Junior doctors' row: Government hit with second legal challenge over contracts
A second legal challenge has been made over the government's decision to impose a new contract on junior doctors in England.
NHS staff campaign group Just Health started proceedings after raising £100,000 in four days online.
The move follows separate legal action made by the British Medical Association last week seeking a judicial review.
A Department of Health spokesman said legal action was "expensive" for all parties and "totally unwarranted".
The news comes before Wednesday's planned 48-hour strike affecting routine and non-urgent care is due to start.
The strike will be the fourth time doctors have taken industrial action in the long-running dispute.
Just Health alleges government's decision to impose the contract, affecting about 45,000 medics, did not allow for adequate consultation.
The group raised the £100,000 through a crowdfunding website which remains open to donations.
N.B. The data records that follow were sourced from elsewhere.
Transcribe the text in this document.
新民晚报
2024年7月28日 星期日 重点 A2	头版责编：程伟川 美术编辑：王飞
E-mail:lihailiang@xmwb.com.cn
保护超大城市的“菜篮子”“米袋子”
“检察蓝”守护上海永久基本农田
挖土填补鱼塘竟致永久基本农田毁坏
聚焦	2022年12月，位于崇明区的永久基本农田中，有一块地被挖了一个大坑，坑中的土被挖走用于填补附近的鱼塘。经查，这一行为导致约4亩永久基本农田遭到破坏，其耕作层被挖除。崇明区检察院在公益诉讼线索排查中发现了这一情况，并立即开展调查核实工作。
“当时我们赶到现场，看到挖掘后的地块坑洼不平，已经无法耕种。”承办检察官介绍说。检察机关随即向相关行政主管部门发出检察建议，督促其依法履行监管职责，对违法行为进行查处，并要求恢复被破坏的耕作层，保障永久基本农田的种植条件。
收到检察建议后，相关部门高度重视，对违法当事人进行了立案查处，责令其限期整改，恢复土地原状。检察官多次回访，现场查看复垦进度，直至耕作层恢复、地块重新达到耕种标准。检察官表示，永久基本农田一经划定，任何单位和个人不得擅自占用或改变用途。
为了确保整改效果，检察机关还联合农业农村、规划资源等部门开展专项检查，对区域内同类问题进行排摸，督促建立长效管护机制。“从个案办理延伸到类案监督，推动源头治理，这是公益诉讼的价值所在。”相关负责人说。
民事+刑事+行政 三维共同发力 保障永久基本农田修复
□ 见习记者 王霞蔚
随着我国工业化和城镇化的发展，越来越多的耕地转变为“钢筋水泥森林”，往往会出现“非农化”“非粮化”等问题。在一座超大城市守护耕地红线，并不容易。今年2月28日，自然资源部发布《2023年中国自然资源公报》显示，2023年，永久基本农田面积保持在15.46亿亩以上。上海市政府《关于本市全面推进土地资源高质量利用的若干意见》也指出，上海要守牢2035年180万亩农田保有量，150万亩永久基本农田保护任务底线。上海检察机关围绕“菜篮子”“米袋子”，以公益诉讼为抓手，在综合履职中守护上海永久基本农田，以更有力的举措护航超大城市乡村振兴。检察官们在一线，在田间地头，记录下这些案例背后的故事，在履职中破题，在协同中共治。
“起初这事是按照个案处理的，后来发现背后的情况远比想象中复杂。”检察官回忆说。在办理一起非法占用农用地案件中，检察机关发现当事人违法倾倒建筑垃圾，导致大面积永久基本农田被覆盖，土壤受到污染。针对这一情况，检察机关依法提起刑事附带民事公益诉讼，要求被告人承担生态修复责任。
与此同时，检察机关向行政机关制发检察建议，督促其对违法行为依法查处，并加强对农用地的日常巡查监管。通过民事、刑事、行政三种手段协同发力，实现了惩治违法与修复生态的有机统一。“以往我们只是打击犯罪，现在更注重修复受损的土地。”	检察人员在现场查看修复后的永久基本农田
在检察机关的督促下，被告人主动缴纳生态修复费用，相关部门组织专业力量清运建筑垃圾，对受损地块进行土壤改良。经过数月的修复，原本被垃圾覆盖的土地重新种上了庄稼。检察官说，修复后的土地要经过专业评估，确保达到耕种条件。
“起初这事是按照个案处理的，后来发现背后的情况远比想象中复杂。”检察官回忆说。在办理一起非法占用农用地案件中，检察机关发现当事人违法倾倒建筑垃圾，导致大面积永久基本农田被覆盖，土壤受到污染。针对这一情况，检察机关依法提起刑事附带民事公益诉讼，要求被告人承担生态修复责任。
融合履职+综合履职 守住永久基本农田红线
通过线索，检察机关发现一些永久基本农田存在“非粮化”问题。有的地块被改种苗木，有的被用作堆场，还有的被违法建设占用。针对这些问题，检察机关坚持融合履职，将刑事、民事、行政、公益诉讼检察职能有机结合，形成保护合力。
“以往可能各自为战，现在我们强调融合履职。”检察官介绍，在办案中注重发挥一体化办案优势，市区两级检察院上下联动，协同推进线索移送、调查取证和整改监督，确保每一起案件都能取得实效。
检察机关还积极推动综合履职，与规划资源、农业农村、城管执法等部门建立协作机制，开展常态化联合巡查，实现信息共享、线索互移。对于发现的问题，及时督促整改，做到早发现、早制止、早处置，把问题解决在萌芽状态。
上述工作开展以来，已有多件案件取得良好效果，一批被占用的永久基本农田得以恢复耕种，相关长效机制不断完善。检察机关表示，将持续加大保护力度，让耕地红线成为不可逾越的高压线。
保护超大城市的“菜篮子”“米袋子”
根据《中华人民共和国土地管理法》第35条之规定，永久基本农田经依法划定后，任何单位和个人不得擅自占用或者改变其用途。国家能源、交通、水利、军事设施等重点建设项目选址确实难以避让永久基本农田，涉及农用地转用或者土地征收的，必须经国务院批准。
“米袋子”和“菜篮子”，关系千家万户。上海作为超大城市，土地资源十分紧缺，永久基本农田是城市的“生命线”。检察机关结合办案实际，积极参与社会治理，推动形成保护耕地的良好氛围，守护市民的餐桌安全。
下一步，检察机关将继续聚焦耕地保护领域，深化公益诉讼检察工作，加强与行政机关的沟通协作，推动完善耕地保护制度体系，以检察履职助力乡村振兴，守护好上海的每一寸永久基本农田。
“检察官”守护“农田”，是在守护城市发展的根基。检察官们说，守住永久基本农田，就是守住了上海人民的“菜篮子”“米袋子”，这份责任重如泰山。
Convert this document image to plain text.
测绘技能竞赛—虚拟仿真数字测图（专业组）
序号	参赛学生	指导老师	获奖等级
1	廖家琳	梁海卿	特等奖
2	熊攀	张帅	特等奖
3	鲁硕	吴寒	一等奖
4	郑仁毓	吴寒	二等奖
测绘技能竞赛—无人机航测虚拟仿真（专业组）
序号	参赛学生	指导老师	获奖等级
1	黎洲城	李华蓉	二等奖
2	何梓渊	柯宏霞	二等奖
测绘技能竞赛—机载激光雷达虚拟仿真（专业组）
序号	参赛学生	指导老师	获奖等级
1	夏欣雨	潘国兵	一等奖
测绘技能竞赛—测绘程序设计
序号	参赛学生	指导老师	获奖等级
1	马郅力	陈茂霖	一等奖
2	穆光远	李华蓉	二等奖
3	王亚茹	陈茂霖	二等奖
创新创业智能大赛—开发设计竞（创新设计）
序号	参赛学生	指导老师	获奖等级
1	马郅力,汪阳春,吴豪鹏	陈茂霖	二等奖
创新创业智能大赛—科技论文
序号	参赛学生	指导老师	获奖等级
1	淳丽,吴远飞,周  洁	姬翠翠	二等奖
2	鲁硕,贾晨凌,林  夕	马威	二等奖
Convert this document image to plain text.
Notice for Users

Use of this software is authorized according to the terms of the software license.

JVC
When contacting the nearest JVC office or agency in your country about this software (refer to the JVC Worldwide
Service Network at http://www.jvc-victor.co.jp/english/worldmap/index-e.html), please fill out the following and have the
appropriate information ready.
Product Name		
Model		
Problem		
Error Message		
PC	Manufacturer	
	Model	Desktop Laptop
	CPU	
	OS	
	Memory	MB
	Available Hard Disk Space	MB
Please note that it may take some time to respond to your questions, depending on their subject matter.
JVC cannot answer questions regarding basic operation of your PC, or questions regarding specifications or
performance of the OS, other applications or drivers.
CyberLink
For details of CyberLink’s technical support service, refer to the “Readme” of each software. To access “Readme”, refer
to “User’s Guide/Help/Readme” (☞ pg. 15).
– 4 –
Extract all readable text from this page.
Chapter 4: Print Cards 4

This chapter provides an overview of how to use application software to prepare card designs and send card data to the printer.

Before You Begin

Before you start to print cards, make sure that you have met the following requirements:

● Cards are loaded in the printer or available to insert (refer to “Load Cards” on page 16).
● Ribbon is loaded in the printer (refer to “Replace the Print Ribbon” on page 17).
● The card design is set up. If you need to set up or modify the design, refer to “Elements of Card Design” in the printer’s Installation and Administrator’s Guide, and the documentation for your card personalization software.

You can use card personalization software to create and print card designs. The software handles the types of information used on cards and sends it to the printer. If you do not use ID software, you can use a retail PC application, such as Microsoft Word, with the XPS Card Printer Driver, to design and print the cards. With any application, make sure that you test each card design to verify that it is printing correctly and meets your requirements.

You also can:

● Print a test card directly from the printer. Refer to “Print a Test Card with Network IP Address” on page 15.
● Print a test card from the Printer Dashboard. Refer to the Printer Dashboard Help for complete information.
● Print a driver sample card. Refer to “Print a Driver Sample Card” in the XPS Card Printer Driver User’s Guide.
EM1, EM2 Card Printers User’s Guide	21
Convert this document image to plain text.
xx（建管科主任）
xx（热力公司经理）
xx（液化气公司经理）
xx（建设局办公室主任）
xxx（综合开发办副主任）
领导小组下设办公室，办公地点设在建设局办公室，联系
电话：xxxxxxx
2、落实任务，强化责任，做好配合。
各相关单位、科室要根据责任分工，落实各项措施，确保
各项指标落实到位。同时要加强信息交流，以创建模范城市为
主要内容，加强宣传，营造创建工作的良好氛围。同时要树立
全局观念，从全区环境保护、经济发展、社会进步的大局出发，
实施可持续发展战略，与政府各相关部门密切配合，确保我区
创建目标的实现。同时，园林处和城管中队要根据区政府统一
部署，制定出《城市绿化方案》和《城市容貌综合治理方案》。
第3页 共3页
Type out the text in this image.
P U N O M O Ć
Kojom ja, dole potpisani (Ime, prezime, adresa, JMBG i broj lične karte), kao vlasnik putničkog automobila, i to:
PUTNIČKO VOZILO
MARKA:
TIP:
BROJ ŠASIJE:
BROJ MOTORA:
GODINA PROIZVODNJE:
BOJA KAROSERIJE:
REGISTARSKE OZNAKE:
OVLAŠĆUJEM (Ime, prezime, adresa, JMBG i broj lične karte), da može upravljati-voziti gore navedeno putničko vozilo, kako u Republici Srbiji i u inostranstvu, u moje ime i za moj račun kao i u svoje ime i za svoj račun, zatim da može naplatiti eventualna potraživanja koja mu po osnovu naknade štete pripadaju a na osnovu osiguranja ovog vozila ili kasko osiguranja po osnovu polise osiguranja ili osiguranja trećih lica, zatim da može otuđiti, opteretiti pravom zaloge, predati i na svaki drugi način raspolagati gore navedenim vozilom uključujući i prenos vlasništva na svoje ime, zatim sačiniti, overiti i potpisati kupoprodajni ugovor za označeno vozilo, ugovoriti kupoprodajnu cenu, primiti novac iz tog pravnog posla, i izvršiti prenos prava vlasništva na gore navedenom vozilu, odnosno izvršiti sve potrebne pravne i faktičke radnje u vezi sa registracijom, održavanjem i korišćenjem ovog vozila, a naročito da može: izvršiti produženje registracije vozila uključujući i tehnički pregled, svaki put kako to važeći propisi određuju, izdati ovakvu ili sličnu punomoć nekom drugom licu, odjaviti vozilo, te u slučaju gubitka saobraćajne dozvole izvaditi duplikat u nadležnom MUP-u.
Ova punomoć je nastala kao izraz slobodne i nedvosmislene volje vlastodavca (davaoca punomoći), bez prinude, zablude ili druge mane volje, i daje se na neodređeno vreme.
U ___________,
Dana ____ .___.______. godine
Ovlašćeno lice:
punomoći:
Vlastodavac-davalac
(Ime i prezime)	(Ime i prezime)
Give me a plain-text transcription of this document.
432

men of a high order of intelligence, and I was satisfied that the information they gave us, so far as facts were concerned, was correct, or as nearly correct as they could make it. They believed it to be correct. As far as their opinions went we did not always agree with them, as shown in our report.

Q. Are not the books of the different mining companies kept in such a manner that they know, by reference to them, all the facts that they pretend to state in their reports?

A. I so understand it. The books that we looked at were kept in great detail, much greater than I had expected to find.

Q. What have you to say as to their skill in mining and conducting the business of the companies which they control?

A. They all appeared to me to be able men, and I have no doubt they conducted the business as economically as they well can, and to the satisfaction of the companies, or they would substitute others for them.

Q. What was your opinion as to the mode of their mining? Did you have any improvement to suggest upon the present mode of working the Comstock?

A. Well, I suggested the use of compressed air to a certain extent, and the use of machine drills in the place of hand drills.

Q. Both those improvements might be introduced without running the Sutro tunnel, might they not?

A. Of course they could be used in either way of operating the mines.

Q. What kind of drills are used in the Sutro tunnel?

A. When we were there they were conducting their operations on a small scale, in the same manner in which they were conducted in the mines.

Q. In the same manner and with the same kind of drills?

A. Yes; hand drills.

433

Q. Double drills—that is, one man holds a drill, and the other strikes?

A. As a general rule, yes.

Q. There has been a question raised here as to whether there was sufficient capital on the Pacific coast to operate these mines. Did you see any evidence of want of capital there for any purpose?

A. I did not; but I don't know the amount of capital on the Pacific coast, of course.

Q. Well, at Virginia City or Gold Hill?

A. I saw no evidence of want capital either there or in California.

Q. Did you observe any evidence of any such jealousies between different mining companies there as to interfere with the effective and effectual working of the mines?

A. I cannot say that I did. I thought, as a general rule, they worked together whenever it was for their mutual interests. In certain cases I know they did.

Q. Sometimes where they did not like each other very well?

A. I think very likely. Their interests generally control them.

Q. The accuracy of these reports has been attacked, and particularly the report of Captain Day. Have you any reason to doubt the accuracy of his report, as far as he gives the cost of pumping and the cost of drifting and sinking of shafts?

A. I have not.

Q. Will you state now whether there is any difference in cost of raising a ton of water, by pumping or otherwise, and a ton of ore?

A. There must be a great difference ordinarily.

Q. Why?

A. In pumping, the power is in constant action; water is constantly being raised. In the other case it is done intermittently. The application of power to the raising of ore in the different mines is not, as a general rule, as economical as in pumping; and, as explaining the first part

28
Dr Marie-Estella McVeigh, from Just Health, said: "We feel this contract imposition has been rushed through without appropriate consideration and due process.
"There is no evidence that it will deliver a safer system or better quality care for our patients; it will instead exacerbate the staffing crisis we are already struggling with across the NHS."
The BMA, in its legal claim, alleges that the government failed to "pay due regard" to the equalities impact of the new contracts and is calling for a judicial review.
Talks between the government and BMA broke down in January, prompting the government to announce the following month that it would be imposing the contract in the summer.
Ministers have said the changes, which will see doctors paid less for working weekends, are needed to improve care at weekends and create a "seven-day service". This is disputed by the BMA.
Currently, junior doctors are paid more for working unsocial hours at night or at the weekend.
But under the imposed new contracts, the Saturday day shift will be paid at a normal rate in return for a rise in basic pay.
Last month, the Department of Health described the forthcoming strike action by doctors as "desperate and irresponsible".